If all the preclinical hurdles can be crossed, a possible treatment must still

be tested in a series of clinical trials. TRND will seek to take advantage of

several NIH resources that can help launch human studies, including the NIH

Clinical Center, the NIH Rapid Access to Interventional Development (NIH-RAID),

and the Clinical and Translational Science Awards (CTSA) program.

External Partners

Numerous obstacles impede the development of new drugs for rare and neglected

diseases. In addition to the reluctance of private companies to risk their

capital on a potentially low return, relatively few basic researchers study rare

diseases, so the underlying cause of the illness frequently remains unknown.

And, because rare diseases are rare, researchers often have difficulty

recruiting enough people with the disorder to participate in a clinical trial

once a candidate compound reaches the stage where it can be tested in people.

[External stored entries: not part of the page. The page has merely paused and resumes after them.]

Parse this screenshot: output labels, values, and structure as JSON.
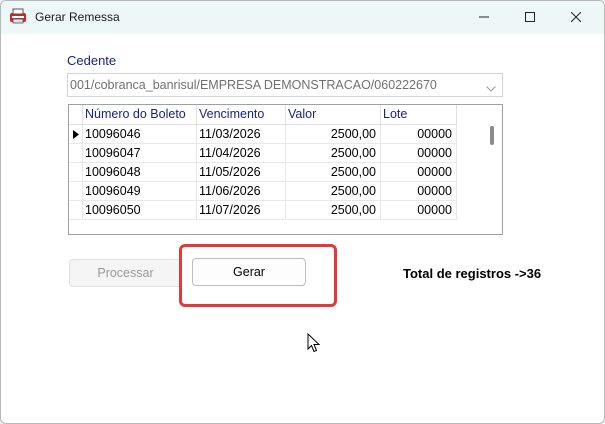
{
  "window": {
    "title": "Gerar Remessa",
    "icon": "printer-icon"
  },
  "cedente": {
    "label": "Cedente",
    "selected_value": "001/cobranca_banrisul/EMPRESA DEMONSTRACAO/060222670"
  },
  "grid": {
    "columns": [
      "Número do Boleto",
      "Vencimento",
      "Valor",
      "Lote"
    ],
    "rows": [
      [
        "10096046",
        "11/03/2026",
        "2500,00",
        "00000"
      ],
      [
        "10096047",
        "11/04/2026",
        "2500,00",
        "00000"
      ],
      [
        "10096048",
        "11/05/2026",
        "2500,00",
        "00000"
      ],
      [
        "10096049",
        "11/06/2026",
        "2500,00",
        "00000"
      ],
      [
        "10096050",
        "11/07/2026",
        "2500,00",
        "00000"
      ]
    ],
    "current_row_index": 0
  },
  "buttons": {
    "processar": "Processar",
    "gerar": "Gerar"
  },
  "status": {
    "total_text": "Total de registros ->36"
  },
  "colors": {
    "label_blue": "#1a237e",
    "highlight_red": "#e03a3a",
    "titlebar_bg": "#eef7f7"
  }
}
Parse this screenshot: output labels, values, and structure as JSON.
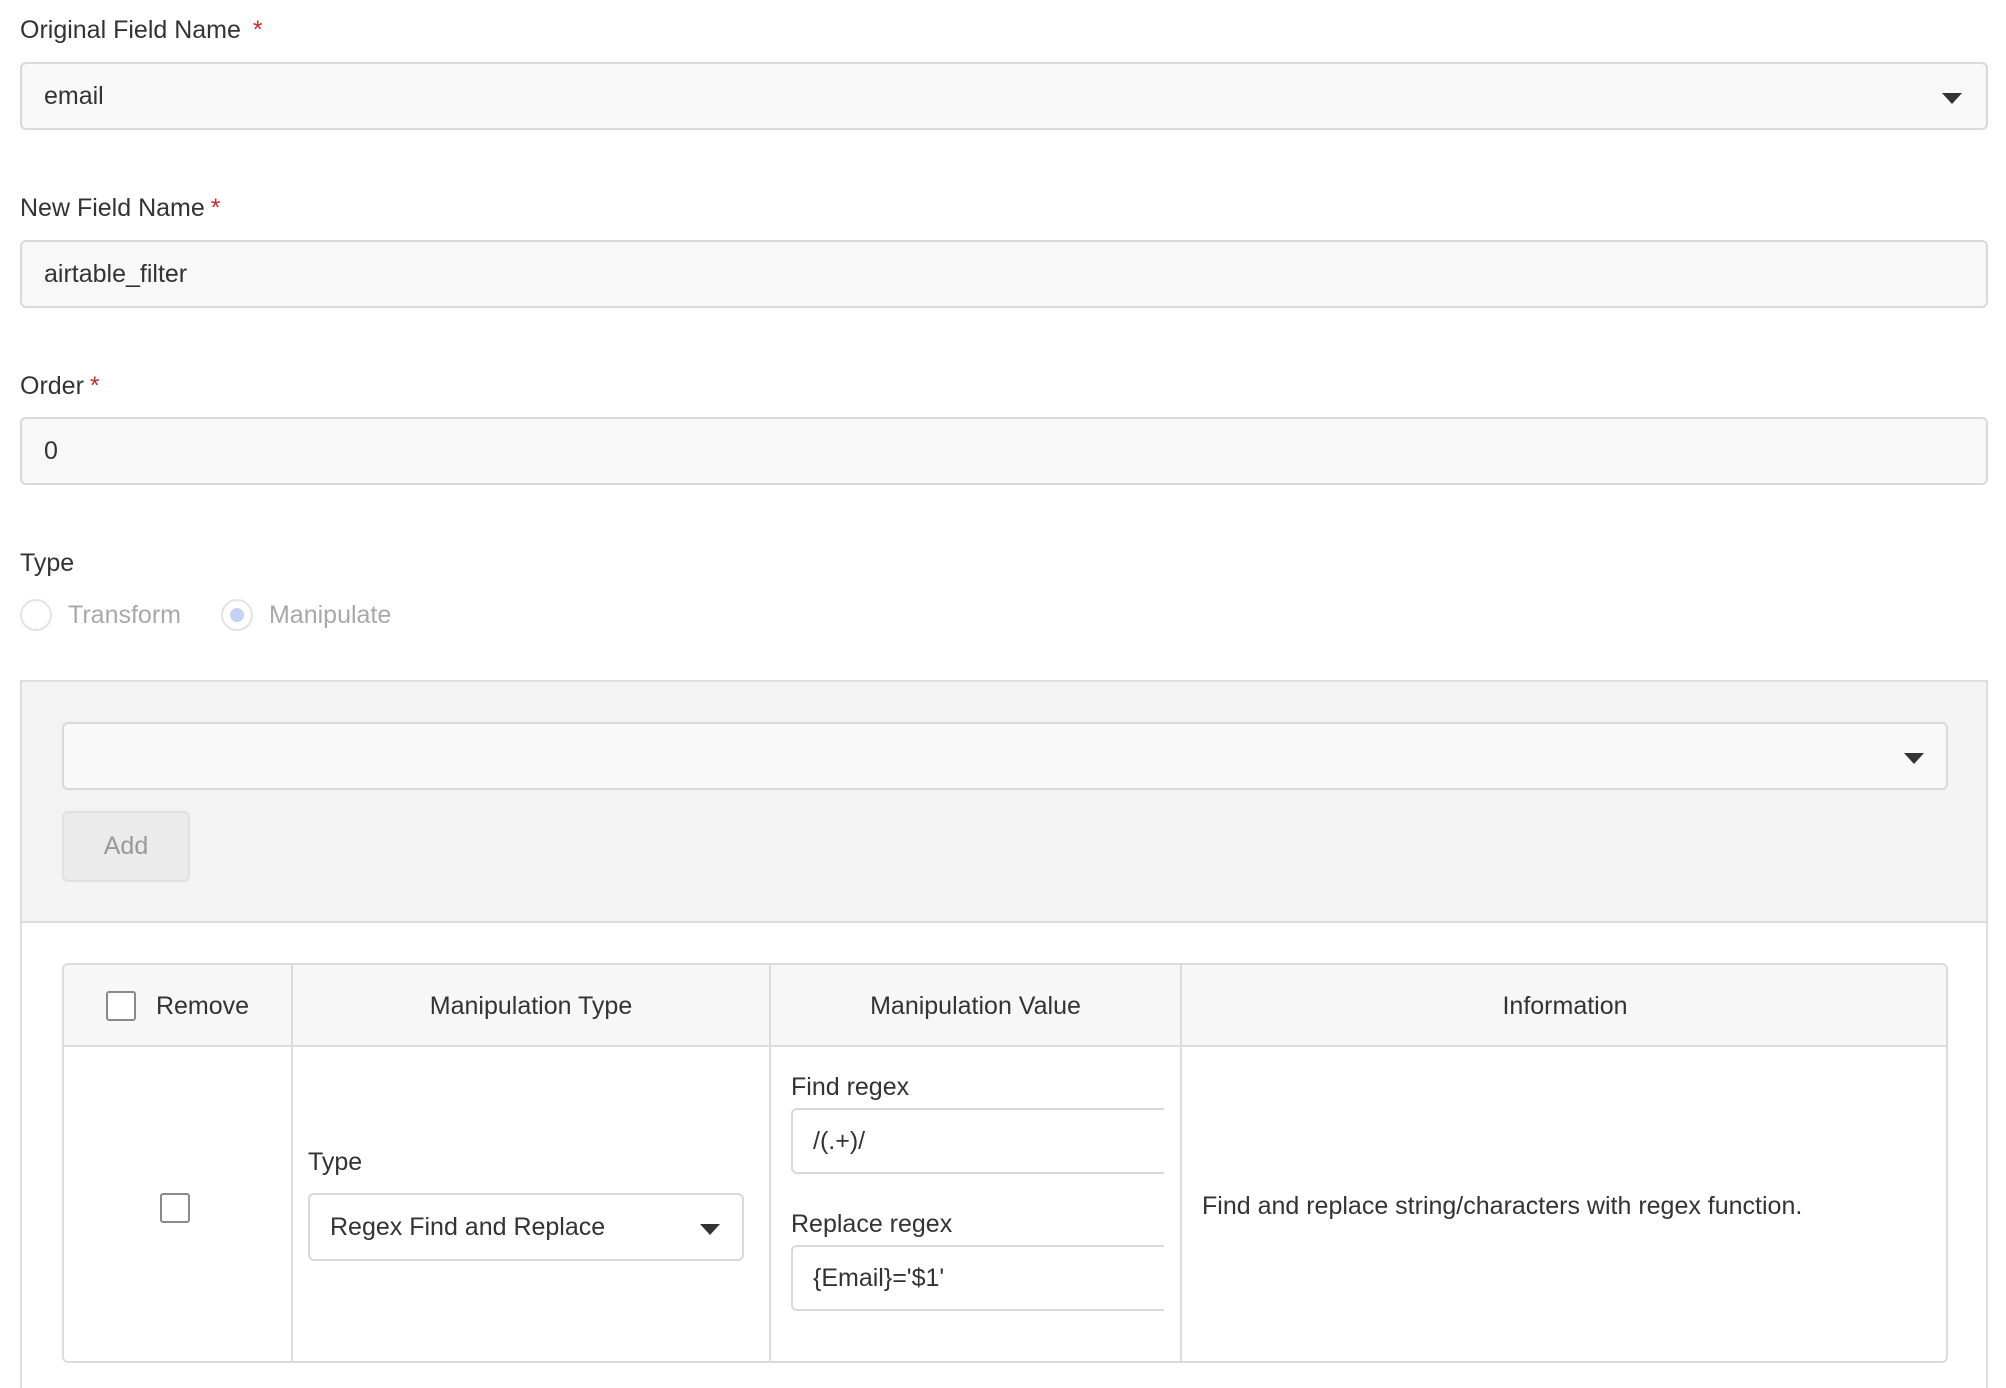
{
  "form": {
    "original_field": {
      "label": "Original Field Name",
      "required_mark": "*",
      "value": "email"
    },
    "new_field": {
      "label": "New Field Name",
      "required_mark": "*",
      "value": "airtable_filter"
    },
    "order": {
      "label": "Order",
      "required_mark": "*",
      "value": "0"
    },
    "type": {
      "label": "Type",
      "options": [
        {
          "label": "Transform",
          "checked": false
        },
        {
          "label": "Manipulate",
          "checked": true
        }
      ]
    }
  },
  "manipulation_panel": {
    "select_value": "",
    "add_label": "Add"
  },
  "table": {
    "headers": {
      "remove": "Remove",
      "manipulation_type": "Manipulation Type",
      "manipulation_value": "Manipulation Value",
      "information": "Information"
    },
    "row": {
      "type_label": "Type",
      "type_value": "Regex Find and Replace",
      "find_label": "Find regex",
      "find_value": "/(.+)/",
      "replace_label": "Replace regex",
      "replace_value": "{Email}='$1'",
      "information": "Find and replace string/characters with regex function."
    }
  },
  "colors": {
    "required": "#cc2b2b",
    "radio_checked": "#c3d2f5",
    "disabled_text": "#a8a8a8"
  }
}
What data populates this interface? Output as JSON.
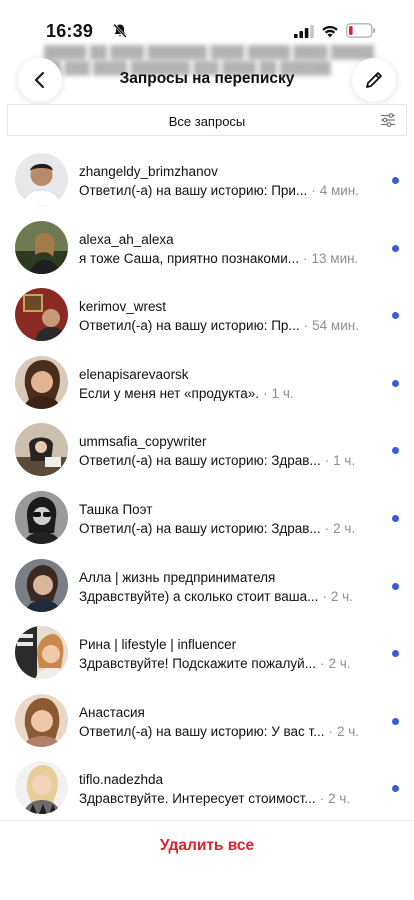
{
  "status_bar": {
    "time": "16:39"
  },
  "header": {
    "title": "Запросы на переписку"
  },
  "filter": {
    "label": "Все запросы"
  },
  "requests": [
    {
      "username": "zhangeldy_brimzhanov",
      "preview": "Ответил(-а) на вашу историю: При...",
      "time": "4 мин.",
      "unread": true
    },
    {
      "username": "alexa_ah_alexa",
      "preview": "я тоже Саша, приятно познакоми...",
      "time": "13 мин.",
      "unread": true
    },
    {
      "username": "kerimov_wrest",
      "preview": "Ответил(-а) на вашу историю: Пр...",
      "time": "54 мин.",
      "unread": true
    },
    {
      "username": "elenapisarevaorsk",
      "preview": "Если у меня нет «продукта».",
      "time": "1 ч.",
      "unread": true
    },
    {
      "username": "ummsafia_copywriter",
      "preview": "Ответил(-а) на вашу историю: Здрав...",
      "time": "1 ч.",
      "unread": true
    },
    {
      "username": "Ташка Поэт",
      "preview": "Ответил(-а) на вашу историю: Здрав...",
      "time": "2 ч.",
      "unread": true
    },
    {
      "username": "Алла | жизнь предпринимателя",
      "preview": "Здравствуйте) а сколько стоит ваша...",
      "time": "2 ч.",
      "unread": true
    },
    {
      "username": "Рина | lifestyle | influencer",
      "preview": "Здравствуйте! Подскажите пожалуй...",
      "time": "2 ч.",
      "unread": true
    },
    {
      "username": "Анастасия",
      "preview": "Ответил(-а) на вашу историю: У вас т...",
      "time": "2 ч.",
      "unread": true
    },
    {
      "username": "tiflo.nadezhda",
      "preview": "Здравствуйте. Интересует стоимост...",
      "time": "2 ч.",
      "unread": true
    }
  ],
  "footer": {
    "delete_all": "Удалить все"
  },
  "colors": {
    "accent_blue": "#3b5bdb",
    "destructive_red": "#e0222e",
    "muted": "#8e8e8e"
  },
  "icons": {
    "status": [
      "bell-off-icon",
      "signal-icon",
      "wifi-icon",
      "battery-icon"
    ],
    "header": [
      "back-arrow-icon",
      "edit-pencil-icon"
    ],
    "filter": "filter-sliders-icon"
  }
}
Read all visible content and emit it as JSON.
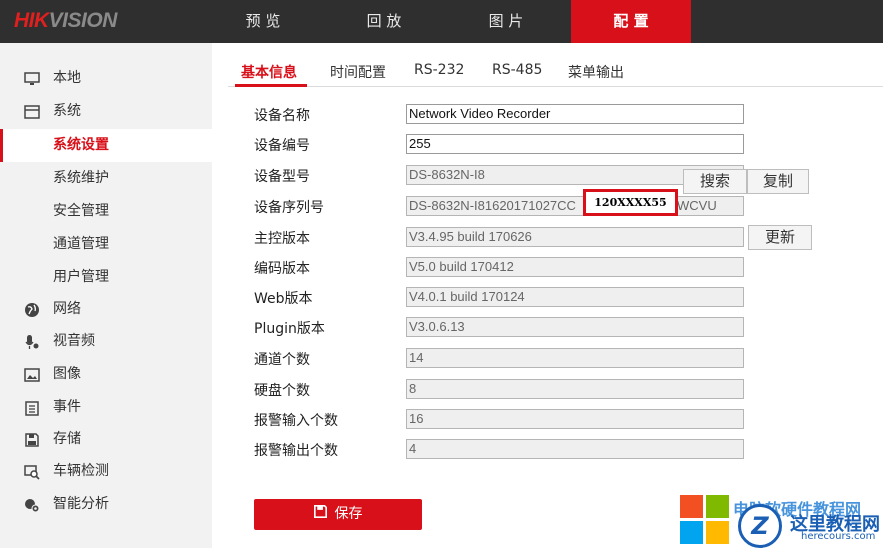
{
  "brand": {
    "logo_red": "HIK",
    "logo_grey": "VISION"
  },
  "topnav": [
    {
      "label": "预 览"
    },
    {
      "label": "回 放"
    },
    {
      "label": "图 片"
    },
    {
      "label": "配 置",
      "active": true
    }
  ],
  "sidebar": [
    {
      "label": "本地",
      "icon": "monitor-icon"
    },
    {
      "label": "系统",
      "icon": "system-icon"
    },
    {
      "label": "系统设置",
      "active": true
    },
    {
      "label": "系统维护"
    },
    {
      "label": "安全管理"
    },
    {
      "label": "通道管理"
    },
    {
      "label": "用户管理"
    },
    {
      "label": "网络",
      "icon": "globe-icon"
    },
    {
      "label": "视音频",
      "icon": "microphone-icon"
    },
    {
      "label": "图像",
      "icon": "image-icon"
    },
    {
      "label": "事件",
      "icon": "calendar-icon"
    },
    {
      "label": "存储",
      "icon": "save-icon"
    },
    {
      "label": "车辆检测",
      "icon": "vehicle-search-icon"
    },
    {
      "label": "智能分析",
      "icon": "smart-analysis-icon"
    }
  ],
  "tabs": [
    {
      "label": "基本信息",
      "active": true
    },
    {
      "label": "时间配置"
    },
    {
      "label": "RS-232"
    },
    {
      "label": "RS-485"
    },
    {
      "label": "菜单输出"
    }
  ],
  "form": [
    {
      "label": "设备名称",
      "value": "Network Video Recorder",
      "editable": true
    },
    {
      "label": "设备编号",
      "value": "255",
      "editable": true
    },
    {
      "label": "设备型号",
      "value": "DS-8632N-I8"
    },
    {
      "label": "设备序列号",
      "value": "DS-8632N-I81620171027CC",
      "value_tail": "WCVU"
    },
    {
      "label": "主控版本",
      "value": "V3.4.95 build 170626"
    },
    {
      "label": "编码版本",
      "value": "V5.0 build 170412"
    },
    {
      "label": "Web版本",
      "value": "V4.0.1 build 170124"
    },
    {
      "label": "Plugin版本",
      "value": "V3.0.6.13"
    },
    {
      "label": "通道个数",
      "value": "14"
    },
    {
      "label": "硬盘个数",
      "value": "8"
    },
    {
      "label": "报警输入个数",
      "value": "16"
    },
    {
      "label": "报警输出个数",
      "value": "4"
    }
  ],
  "buttons": {
    "search": "搜索",
    "copy": "复制",
    "update": "更新",
    "save": "保存"
  },
  "redacted_overlay": "120XXXX55",
  "watermark": {
    "line1": "电脑软硬件教程网",
    "line2": "这里教程网",
    "line3": "herecours.com",
    "badge": "Z"
  },
  "colors": {
    "accent": "#d8101a",
    "topbar": "#2f2f2f",
    "sidebar": "#f2f2f2"
  }
}
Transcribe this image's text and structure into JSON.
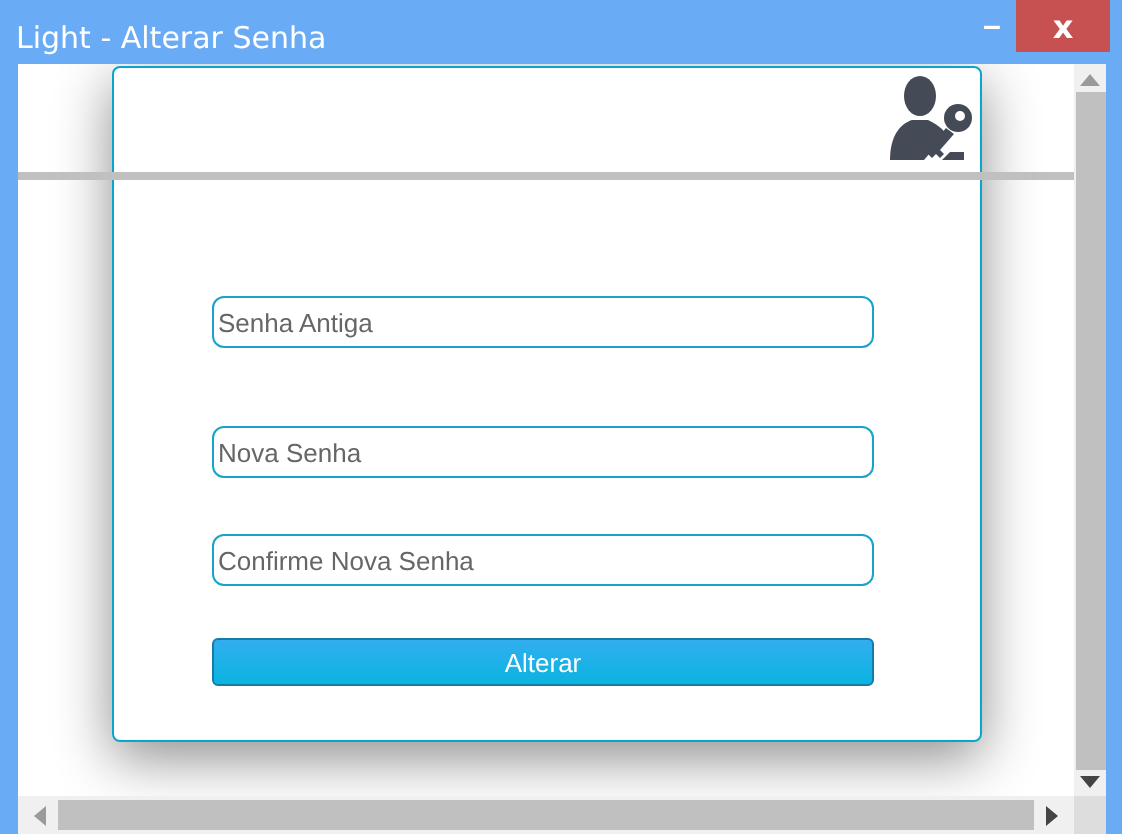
{
  "window": {
    "title": "Light - Alterar Senha",
    "minimize": "–",
    "close": "x"
  },
  "dialog": {
    "fields": [
      {
        "placeholder": "Senha Antiga"
      },
      {
        "placeholder": "Nova Senha"
      },
      {
        "placeholder": "Confirme Nova Senha"
      }
    ],
    "button": "Alterar"
  }
}
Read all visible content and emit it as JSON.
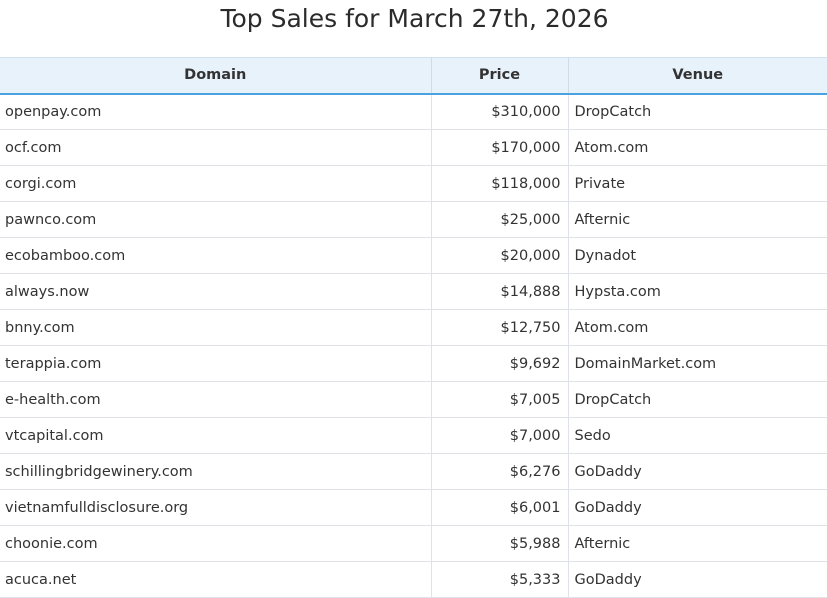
{
  "page": {
    "title": "Top Sales for March 27th, 2026"
  },
  "table": {
    "headers": [
      "Domain",
      "Price",
      "Venue"
    ],
    "rows": [
      {
        "domain": "openpay.com",
        "price": "$310,000",
        "venue": "DropCatch"
      },
      {
        "domain": "ocf.com",
        "price": "$170,000",
        "venue": "Atom.com"
      },
      {
        "domain": "corgi.com",
        "price": "$118,000",
        "venue": "Private"
      },
      {
        "domain": "pawnco.com",
        "price": "$25,000",
        "venue": "Afternic"
      },
      {
        "domain": "ecobamboo.com",
        "price": "$20,000",
        "venue": "Dynadot"
      },
      {
        "domain": "always.now",
        "price": "$14,888",
        "venue": "Hypsta.com"
      },
      {
        "domain": "bnny.com",
        "price": "$12,750",
        "venue": "Atom.com"
      },
      {
        "domain": "terappia.com",
        "price": "$9,692",
        "venue": "DomainMarket.com"
      },
      {
        "domain": "e-health.com",
        "price": "$7,005",
        "venue": "DropCatch"
      },
      {
        "domain": "vtcapital.com",
        "price": "$7,000",
        "venue": "Sedo"
      },
      {
        "domain": "schillingbridgewinery.com",
        "price": "$6,276",
        "venue": "GoDaddy"
      },
      {
        "domain": "vietnamfulldisclosure.org",
        "price": "$6,001",
        "venue": "GoDaddy"
      },
      {
        "domain": "choonie.com",
        "price": "$5,988",
        "venue": "Afternic"
      },
      {
        "domain": "acuca.net",
        "price": "$5,333",
        "venue": "GoDaddy"
      }
    ]
  },
  "colors": {
    "header_background": "#e8f2fb",
    "header_accent": "#4aa3df",
    "text": "#333333"
  }
}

Moreover, for many rare diseases, the natural history of the disease is poorly

understood, so researchers lack the needed clinical measures (such as blood

pressure) that can demonstrate whether a treatment is working.

To address these difficulties, TRND will seek a wide range of collaborations

with academic researchers, as well as partnerships with patient advocacy

organizations, disease-oriented foundations and others interested in treatments

for particular illnesses. TRND's leaders hope that the collaborations will help

lay the groundwork for clinical trials once that point in drug development is

reached.

TRND is currently setting up an oversight process to help it decide which

projects that address thousands of rare and neglected diseases will be pursued.

Leadership currently envisions a small number of diseases being studied each

year, with strict criteria used to determine which molecules will be studied for

which diseases. NIH expects to use existing intellectual property policies to

transfer licenses for TRND-discovered drugs to private companies or others for

development, clinical testing and marketing.